Als es Abend wurde, machten sie sich auf den Weg ins Wirtshaus, denn es war eine Versammlung einberufen worden. Auf dem Weg dahin kamen sie unweigerlich an Malquins Figuren vorbei, und es war ihnen mit einem Mal so, als würden diese plötzlich sprechen können: „Er war so einsam“, schienen die Engel zu flüstern, „ Er sehnte sich nach Liebe“, sprach die Jungfrau. „Er war ein guter Mann“, meinte man vom Krieger zu hören, „ Er war unser bester Freund“, riefen das Einhorn und der Pegasus.
Die Dorfbewohner fingen an, ihr abweisendes Verhalten zu bereuen, und langsam begriffen sie, wie sehr Malquin unter ihrer Ablehnung gelitten hatte. „Aber was können wir jetzt noch tun?“ fragten sie sich. Lange berieten sie, keiner wollte das Gasthaus als erster verlassen und die Nacht war schon weit fortgeschritten, als sie endlich nach Haus gingen.
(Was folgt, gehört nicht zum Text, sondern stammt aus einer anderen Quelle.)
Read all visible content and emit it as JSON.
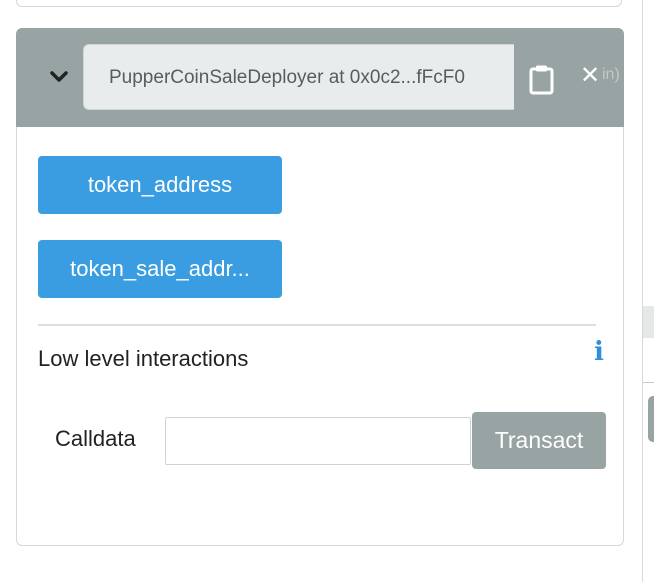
{
  "instance": {
    "label": "PupperCoinSaleDeployer at 0x0c2...fFcF0",
    "tail_text": "in)",
    "icons": {
      "expand": "chevron-down-icon",
      "copy": "clipboard-icon",
      "close": "close-icon"
    },
    "close_glyph": "✕"
  },
  "functions": [
    {
      "label": "token_address"
    },
    {
      "label": "token_sale_addr..."
    }
  ],
  "low_level": {
    "title": "Low level interactions",
    "info_glyph": "i",
    "calldata_label": "Calldata",
    "calldata_value": "",
    "transact_label": "Transact"
  },
  "colors": {
    "header_bg": "#98a3a3",
    "function_button": "#3a9de1",
    "transact_button": "#98a3a3",
    "info_icon": "#2f8fd8"
  }
}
Am nächsten Tag holten sie Malquins Leiche aus dem Turm und begruben ihn auf dem Dorffriedhof. Ein Handwerksbursche schaffte einen Grabstein herbei, in den er mehr recht als schlecht eingemeißelt hatte: „Hier ruht Malquin, der Freund der Steine. Er war ein großer Künstler, ein guter Mann und ein einsamer Mensch. Möge er in Frieden ruhen.“
Danach trugen sie sämtliche Steinfiguren auf einem Stück Wiese hinter seinem Grab zusammen, damit Malquin von seinen Freunden umgeben war.
Und jede Nacht geht seitdem einer aus dem Dorf zu Malquins Grab, zündet alle Kerzen des Steinbaumes an und bleibt ein paar Minuten unter ihm sitzen, um Malquin wenigstens jetzt ein wenig Gesellschaft zu leisten.